3 hours ago, engiSonic said:

I agree fully. I'd love to get super mild seasons but horribly deadly monsters.. Actually, you could do that a little already with temperature tuner and mobs tweaker mods... hm.

Yeah I think that'd be interesting too.  

You'd need a visual difference (different colored monster, or bigger) to let you know it's not the same mob.  That way you retain players' mastery over the old mobs, and let them develop mastery over the new mobs (oh, the red spiders require twice as many hits.)  But as long as you did something, it would be an interesting way to mix up the challenge.

Can't go too far in that direction though, since as a combat game DST isn't exactly at its most interesting.
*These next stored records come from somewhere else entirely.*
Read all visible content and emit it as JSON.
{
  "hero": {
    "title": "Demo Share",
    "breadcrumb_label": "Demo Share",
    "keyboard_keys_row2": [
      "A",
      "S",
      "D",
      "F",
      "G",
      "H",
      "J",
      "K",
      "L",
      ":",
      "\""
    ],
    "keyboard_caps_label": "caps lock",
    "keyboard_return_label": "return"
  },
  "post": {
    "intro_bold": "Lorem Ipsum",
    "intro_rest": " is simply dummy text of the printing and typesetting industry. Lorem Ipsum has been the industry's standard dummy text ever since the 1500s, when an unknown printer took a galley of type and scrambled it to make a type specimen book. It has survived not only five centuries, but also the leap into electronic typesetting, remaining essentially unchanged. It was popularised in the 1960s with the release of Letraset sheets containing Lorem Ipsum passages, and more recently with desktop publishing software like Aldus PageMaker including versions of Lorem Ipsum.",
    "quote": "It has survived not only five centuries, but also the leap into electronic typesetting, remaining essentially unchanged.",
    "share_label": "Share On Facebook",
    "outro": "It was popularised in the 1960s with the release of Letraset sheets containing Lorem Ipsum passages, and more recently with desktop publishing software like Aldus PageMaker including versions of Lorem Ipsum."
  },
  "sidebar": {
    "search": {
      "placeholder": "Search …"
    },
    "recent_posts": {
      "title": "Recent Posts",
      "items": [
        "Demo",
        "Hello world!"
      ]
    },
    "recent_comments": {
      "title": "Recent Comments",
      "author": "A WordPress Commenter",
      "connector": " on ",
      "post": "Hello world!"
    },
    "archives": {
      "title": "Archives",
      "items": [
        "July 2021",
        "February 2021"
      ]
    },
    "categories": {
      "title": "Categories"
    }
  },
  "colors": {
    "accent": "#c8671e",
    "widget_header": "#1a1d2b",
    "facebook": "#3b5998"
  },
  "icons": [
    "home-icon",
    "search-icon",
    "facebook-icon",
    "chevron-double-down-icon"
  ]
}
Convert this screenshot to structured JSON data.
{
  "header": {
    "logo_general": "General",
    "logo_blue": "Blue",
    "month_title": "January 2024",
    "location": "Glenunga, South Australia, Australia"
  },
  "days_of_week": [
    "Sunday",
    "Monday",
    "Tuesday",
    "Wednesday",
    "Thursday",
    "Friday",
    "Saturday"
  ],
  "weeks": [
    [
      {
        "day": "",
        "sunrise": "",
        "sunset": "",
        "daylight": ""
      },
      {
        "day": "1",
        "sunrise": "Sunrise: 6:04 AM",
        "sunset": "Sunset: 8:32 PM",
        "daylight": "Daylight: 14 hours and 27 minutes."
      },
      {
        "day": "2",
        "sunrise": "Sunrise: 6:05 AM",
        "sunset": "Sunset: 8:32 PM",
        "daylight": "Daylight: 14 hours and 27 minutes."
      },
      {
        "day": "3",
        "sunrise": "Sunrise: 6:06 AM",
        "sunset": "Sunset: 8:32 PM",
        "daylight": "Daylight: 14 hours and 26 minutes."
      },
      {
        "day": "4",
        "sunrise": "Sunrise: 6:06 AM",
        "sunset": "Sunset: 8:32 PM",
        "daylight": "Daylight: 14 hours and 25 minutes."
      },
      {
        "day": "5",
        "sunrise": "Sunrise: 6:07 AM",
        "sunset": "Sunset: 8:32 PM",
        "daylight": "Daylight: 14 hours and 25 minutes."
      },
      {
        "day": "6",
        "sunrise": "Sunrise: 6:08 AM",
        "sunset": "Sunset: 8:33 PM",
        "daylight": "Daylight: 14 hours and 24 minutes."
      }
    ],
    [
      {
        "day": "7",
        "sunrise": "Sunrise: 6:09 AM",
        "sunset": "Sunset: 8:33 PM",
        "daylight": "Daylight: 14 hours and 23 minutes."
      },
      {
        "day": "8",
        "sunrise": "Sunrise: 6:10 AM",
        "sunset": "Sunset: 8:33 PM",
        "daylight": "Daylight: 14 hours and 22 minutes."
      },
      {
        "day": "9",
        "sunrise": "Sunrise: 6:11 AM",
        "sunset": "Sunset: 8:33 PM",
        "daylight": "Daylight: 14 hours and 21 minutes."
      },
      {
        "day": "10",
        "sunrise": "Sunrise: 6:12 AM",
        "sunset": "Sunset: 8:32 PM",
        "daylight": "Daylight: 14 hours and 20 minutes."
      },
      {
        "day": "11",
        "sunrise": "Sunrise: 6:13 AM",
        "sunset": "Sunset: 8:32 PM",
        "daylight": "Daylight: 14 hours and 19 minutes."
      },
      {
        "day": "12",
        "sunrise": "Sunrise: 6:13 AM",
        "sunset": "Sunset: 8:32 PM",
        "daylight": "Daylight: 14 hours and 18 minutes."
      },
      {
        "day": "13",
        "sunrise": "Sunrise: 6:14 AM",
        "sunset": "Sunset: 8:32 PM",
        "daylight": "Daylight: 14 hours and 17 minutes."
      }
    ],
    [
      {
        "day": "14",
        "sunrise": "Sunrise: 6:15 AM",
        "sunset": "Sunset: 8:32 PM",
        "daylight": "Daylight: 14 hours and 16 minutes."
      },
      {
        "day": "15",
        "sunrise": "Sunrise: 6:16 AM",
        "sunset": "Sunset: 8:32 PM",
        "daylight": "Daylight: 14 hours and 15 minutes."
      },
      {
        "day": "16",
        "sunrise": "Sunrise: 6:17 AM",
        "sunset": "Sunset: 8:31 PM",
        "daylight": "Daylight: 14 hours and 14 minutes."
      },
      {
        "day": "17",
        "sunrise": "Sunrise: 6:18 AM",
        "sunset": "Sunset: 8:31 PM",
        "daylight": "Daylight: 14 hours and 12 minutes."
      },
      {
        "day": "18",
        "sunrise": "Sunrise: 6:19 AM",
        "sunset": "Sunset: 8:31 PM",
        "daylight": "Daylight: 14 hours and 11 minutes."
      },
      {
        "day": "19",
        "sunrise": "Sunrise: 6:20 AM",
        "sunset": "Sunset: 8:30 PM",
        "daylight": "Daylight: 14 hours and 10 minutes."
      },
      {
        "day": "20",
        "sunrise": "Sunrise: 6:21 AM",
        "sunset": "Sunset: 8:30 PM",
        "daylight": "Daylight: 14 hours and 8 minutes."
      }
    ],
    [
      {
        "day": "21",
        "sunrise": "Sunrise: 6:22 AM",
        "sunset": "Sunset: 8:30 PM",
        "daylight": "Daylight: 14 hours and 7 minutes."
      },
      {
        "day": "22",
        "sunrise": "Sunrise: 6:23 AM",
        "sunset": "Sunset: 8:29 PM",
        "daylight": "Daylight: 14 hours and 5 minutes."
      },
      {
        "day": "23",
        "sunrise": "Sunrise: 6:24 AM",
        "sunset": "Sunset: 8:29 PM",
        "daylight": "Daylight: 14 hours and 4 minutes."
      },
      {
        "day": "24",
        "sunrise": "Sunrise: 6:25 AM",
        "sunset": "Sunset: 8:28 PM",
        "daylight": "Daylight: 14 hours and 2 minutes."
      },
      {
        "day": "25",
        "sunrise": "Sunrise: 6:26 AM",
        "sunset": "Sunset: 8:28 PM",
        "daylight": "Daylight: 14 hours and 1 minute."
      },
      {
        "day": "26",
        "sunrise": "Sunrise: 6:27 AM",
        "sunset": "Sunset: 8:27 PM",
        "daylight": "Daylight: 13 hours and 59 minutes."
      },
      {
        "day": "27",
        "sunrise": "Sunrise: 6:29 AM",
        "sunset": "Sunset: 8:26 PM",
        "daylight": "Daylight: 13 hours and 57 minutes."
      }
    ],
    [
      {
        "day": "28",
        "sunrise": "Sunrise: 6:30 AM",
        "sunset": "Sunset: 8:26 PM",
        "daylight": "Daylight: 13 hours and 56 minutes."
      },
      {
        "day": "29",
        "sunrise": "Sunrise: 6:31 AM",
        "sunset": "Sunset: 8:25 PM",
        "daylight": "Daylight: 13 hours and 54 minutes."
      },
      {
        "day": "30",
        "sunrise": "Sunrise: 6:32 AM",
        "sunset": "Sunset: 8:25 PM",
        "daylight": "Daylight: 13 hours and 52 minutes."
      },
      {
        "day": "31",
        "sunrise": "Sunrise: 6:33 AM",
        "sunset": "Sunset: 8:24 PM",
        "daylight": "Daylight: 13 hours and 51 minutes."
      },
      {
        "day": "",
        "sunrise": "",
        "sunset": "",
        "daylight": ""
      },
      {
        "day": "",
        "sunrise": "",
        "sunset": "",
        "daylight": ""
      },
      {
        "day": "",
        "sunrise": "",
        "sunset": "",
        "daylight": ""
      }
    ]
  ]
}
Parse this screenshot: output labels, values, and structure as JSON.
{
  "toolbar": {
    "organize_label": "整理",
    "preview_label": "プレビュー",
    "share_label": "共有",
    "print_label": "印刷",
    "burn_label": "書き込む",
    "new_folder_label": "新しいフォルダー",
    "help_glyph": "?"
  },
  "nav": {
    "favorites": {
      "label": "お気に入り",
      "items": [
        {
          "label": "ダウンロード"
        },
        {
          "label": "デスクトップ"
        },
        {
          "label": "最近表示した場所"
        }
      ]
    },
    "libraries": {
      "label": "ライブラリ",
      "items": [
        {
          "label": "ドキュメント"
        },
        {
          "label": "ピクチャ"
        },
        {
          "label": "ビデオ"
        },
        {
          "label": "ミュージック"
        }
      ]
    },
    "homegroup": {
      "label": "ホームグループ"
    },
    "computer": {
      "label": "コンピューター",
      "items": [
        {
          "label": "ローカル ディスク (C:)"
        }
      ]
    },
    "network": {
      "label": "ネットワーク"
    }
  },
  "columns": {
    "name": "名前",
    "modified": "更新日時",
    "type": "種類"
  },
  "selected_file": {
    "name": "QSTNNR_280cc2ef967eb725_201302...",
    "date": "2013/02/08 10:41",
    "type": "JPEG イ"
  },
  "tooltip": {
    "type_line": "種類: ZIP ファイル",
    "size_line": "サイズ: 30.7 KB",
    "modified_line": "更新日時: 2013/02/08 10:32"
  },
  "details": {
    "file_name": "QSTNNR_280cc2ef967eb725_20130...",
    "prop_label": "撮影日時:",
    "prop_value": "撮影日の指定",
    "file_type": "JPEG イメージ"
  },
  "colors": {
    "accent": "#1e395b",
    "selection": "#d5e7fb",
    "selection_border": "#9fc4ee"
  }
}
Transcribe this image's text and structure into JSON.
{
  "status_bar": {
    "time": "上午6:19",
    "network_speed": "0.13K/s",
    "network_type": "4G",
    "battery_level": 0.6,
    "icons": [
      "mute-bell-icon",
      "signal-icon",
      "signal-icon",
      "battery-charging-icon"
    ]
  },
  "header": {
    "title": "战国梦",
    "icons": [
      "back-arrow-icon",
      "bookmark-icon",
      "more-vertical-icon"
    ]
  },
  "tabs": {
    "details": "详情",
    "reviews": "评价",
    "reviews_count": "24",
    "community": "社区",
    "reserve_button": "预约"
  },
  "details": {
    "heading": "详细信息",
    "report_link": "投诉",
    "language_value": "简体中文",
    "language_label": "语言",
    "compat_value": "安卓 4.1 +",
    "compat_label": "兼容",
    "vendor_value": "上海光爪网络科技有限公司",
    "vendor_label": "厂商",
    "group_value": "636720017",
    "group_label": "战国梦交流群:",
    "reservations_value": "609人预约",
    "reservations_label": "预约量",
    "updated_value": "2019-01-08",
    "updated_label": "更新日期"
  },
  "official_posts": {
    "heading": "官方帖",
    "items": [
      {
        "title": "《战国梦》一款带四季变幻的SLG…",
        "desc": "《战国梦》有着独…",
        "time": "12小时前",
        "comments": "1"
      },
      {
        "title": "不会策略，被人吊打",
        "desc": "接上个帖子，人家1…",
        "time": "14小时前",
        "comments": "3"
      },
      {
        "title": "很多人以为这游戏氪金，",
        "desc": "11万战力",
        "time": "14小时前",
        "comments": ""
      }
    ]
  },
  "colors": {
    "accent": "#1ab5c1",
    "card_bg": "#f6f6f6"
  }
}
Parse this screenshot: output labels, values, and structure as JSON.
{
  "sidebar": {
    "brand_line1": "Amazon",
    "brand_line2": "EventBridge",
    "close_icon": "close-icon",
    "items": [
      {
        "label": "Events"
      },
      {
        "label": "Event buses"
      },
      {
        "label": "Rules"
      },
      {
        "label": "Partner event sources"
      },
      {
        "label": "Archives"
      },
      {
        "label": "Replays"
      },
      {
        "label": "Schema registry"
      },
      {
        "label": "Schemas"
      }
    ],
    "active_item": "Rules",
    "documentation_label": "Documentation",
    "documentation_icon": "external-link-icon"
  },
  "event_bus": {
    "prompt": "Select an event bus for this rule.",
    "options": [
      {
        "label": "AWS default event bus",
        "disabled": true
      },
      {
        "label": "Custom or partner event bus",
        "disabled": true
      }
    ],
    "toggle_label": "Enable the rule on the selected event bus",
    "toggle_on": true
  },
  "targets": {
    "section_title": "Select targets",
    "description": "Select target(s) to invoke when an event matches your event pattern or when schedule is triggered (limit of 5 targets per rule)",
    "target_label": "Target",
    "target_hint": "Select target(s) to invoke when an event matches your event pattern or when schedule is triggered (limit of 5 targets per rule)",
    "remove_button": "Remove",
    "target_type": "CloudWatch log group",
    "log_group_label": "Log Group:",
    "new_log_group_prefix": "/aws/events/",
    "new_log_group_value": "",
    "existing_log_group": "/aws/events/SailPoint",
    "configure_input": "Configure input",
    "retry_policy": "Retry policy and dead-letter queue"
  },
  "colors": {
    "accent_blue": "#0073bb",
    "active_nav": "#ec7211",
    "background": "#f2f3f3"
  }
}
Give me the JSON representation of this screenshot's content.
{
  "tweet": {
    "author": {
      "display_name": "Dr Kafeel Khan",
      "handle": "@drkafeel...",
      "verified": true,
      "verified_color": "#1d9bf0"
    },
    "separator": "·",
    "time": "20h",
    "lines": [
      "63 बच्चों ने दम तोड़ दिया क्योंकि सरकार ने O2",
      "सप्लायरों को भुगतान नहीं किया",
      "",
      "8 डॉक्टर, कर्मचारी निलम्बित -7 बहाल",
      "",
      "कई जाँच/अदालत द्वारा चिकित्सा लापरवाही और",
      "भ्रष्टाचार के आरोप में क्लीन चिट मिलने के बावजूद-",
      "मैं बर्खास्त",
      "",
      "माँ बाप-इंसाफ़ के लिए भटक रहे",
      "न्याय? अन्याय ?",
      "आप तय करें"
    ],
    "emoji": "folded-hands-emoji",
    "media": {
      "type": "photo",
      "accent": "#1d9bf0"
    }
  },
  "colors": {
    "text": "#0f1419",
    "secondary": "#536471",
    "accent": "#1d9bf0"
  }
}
Your options in combat, and the resulting depth that can happen, are pretty shallow compared with games where combat is really a focus.  But of course that's fine, since there is a lot more to surviving PVE than just combat.

When kiting and tanking gets boring... more wicked creative methods are conceived. Like elaborate traps. I know your train of thought though. And new mobs should look different. Even if they are just the same meshes with a colour filtre added.

I would love to have the options more "narrowed down". Like,

Reeds: More of them, but only in swamps.
Chesspieces: Still only found in the marble/chess area, but more of them.

Imagine finding a HUGE pig village!

In short: More things, but just where they are supposed to be.

18 minutes ago, thesamon said:

I would love to have the options more "narrowed down". Like,

Reeds: More of them, but only in swamps.
Chesspieces: Still only found in the marble/chess area, but more of them.

Imagine finding a HUGE pig village!

In short: More things, but just where they are supposed to be.

Reeds only spawn in Swamps. Does it change if you set it to more/lots or somethin'?

 

Edit: This is why you read the fine print first. 

On 25.5.2016 at 2:12 AM, Arlesienne said:

I like what you are saying here. It would more or less fix my MacTusk problem. I never set winter to random in fear of getting the very short one... Admit the deerclops is the most climatic giant. Subjective, I know, but the appearance of all others, maybe sparing the bearger, is more comical while it technically ought to be scary. For instance vargs look too much like Pumba for me. But I digress. The options you described sound fun.

Can't unsee this.

Its worse than Bearger's "O ****" look while dying

(looks at picture) How Not to Be Seen. :p

EXACTLY, thesamon!  One thing that always bugged me about the times I tried a "total chaos" world was how tentacles would pop up out of rock and tumbleweeds were everywhere.  A "more but only in their correct biome(s)" option would be perfect.